Se acerca el 8 de marzo: un día (como otro cualquiera) para celebrar/defender/reivindicar a las mujeres frente al sistema patriarcal, que saca de paseo cifras de género una vez al año. Lo grave es que en 2016 sigue siendo necesario este subrayado en el calendario: no voy a escribir esta vez números de mujeres asesinadas, maltratadas, torturadas, sometidas, humilladas, esclavizadas, violadas, mutiladas, acosadas, marginadas, olvidadas o cosificadas por el hecho de ser mujeres. Estoy harta de las cifras y también de los minutos de silencio institucionales cada vez que en España un varón acuchilla, dispara, ahoga o revienta a una mujer que es o fue (o no quiso ser) su pareja, sin o con menores de por medio (asesinados o heridos de por vida) y muchas veces, con órdenes de alejamiento empapadas luego en sangre. Tenemos que cambiar la forma de denunciar este terrorismo doméstico: no puede ser una guerra silenciosa, un tabú en la puerta de al lado. Por ejemplo, más ruidoso (y más efectivo): la reacción de Alejandro Sanz en uno de sus conciertos (en México: tantas mujeres-fantasma), cuando se bajó del escenario para decir a un varón que a una mujer no se le pega. No se me ocurre mejor campaña de concienciación.

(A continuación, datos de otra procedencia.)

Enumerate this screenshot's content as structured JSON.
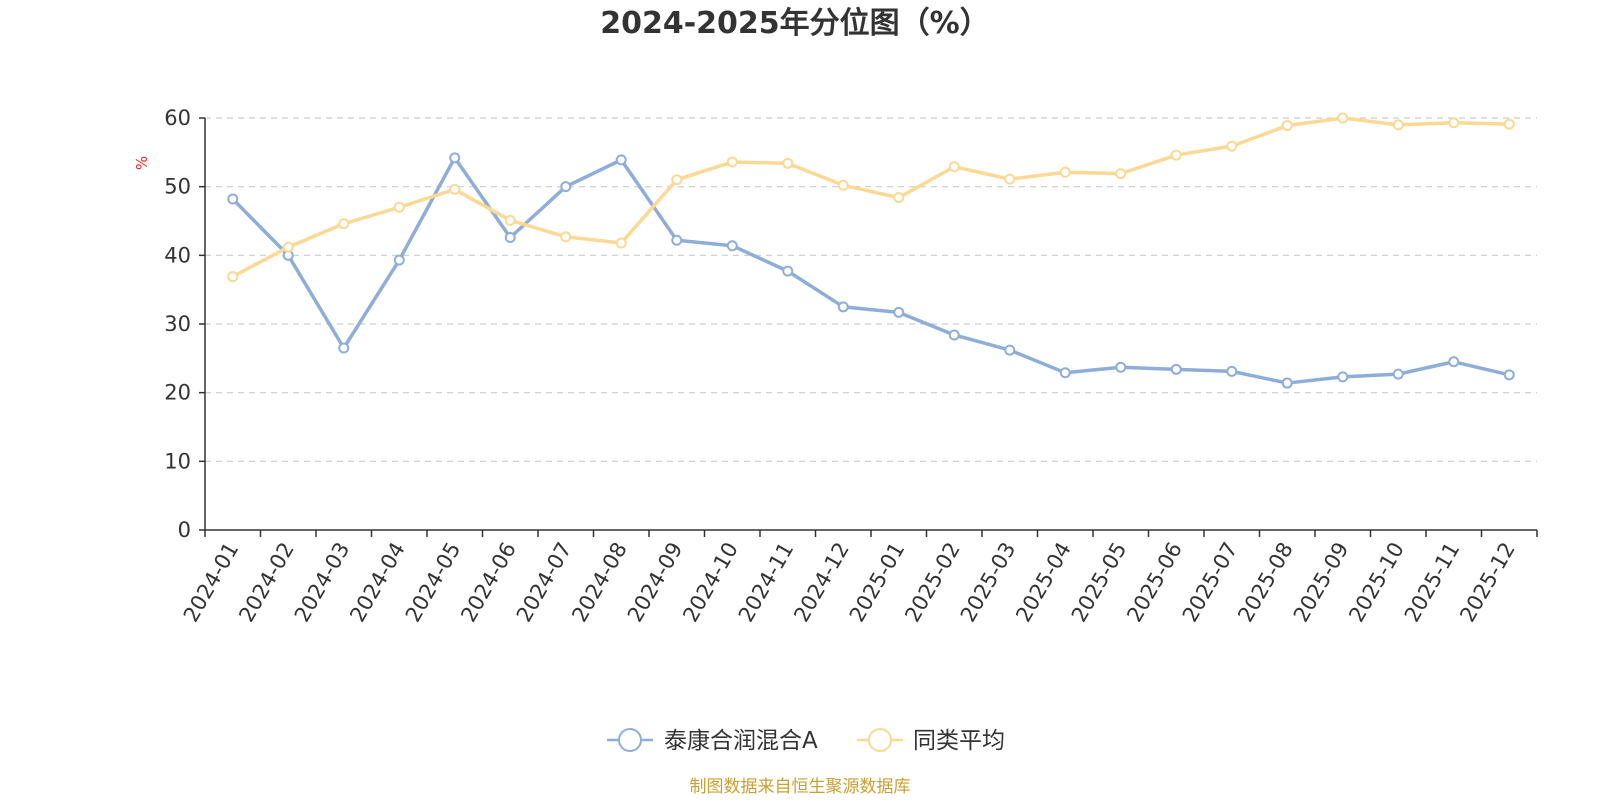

La desigualdad entre géneros se repara desde la educación y desde la política y se combate desde los escenarios del día a día, nuestros actos/actitudes y el lenguaje que nos hace y también desde el arte. Ya lo sabemos: las canciones, las películas, los anuncios de televisión, las revistas de moda, los diarios o las vallas publicitarias son atriles desde donde se construyen realidades como la desigualdad de género, que no es algo natural (como algunos aún hoy creen), sino que se trata de una construcción social y que, como tal, puede modificarse: también lo fue la esclavitud (lo sigue siendo, con nombres que riman con globalización) o lo fue y es el racismo. No se salvan los libros: la mujer que ha vivido en ellos, convertida en personaje desde el narrador masculino imperante, ha sido, en general y durante siglos, una mujer artificial, débil, sumisa o musa o bruja, pero alejada de la idea de individuo. Jean-Jacques Rousseau le puso palabras (y normas) a ese modelo de lo femenino en «Emilio» (1762): la mujer tenía que ser una cuidadora del varón y hacerle la vida agradable. El mensaje caló también entre los ilustrados, pero no podía permanecer si existe la evolución. Federico García Lorca fue uno de esos artistas que se bajó más tarde del escenario para señalar la brecha en sus tragedias: «Hilo y aguja para las hembras. Látigo y mula para el varón», sentenciaba la opresora en «La casa de Bernarda Alba» (1936). O lo que es lo mismo: ellas, relegadas al ámbito de lo privado, al interior de las casas, 'ángeles del hogar' (un rol limitado y reproductivo, silencioso, obedientes al padre primero y al marido después) y ellos, empujados a lo público y a la acción (otra imposición).
Pero si hay un hito/casa que se cita como primera obra teatral feminista y emblema de la emancipación de la mujer es «Casa de muñecas», del noruego Henrik Ibsen. La escribió en 1879 y él no la consideró feminista pero se convirtió, con el portazo final de Nora (la protagonista), en el símbolo de la rebeldía contra una sociedad que concebía a la mujer como mascota, mujer-alondra (con alas pero enjaulada). Ibsen se basó en un hecho real de una joven escritora llamada Laura Smith Patersen (luego, diluida en el apellido del marido, fue Laura Kieler) que, igual que Nora, pidió un préstamo y cometió fraude para salvar a su esposo enfermo. Cuando la estafa se descubrió, él pidió el divorcio y la custodia de los hijos: aunque Laura no dio un portazo como Nora, sino que, en su caso, acabó internada en un centro psiquiátrico: ganó el silencio. «Ante todo soy un ser humano con los mismos títulos que tú o, por lo menos, debo tratar de serlo. Sé que la mayoría de los hombres te darán la razón, Torvaldo, y que esas ideas están impresas en los libros; pero ahora no puedo pensar en lo que dicen los hombres y en lo que se imprime en los libros. Necesito formarme mi idea respecto de esto y procurar darme cuenta de todo», le dice Nora a su marido. Así, «Casa de muñecas» no es solo una obra feminista (y muy recomendable), sino que trasciende como una metáfora de la persona rebelde (de cualquier género) que busca su visión del mundo: su libertad y su dignidad. Y es que hasta que no comprendamos que en la ruta de la igualdad estamos todos, que los varones también son víctimas del sistema patriarcal, que no caben más minutos de silencio y que contra el machismo estamos todas, no habrá portazo posible.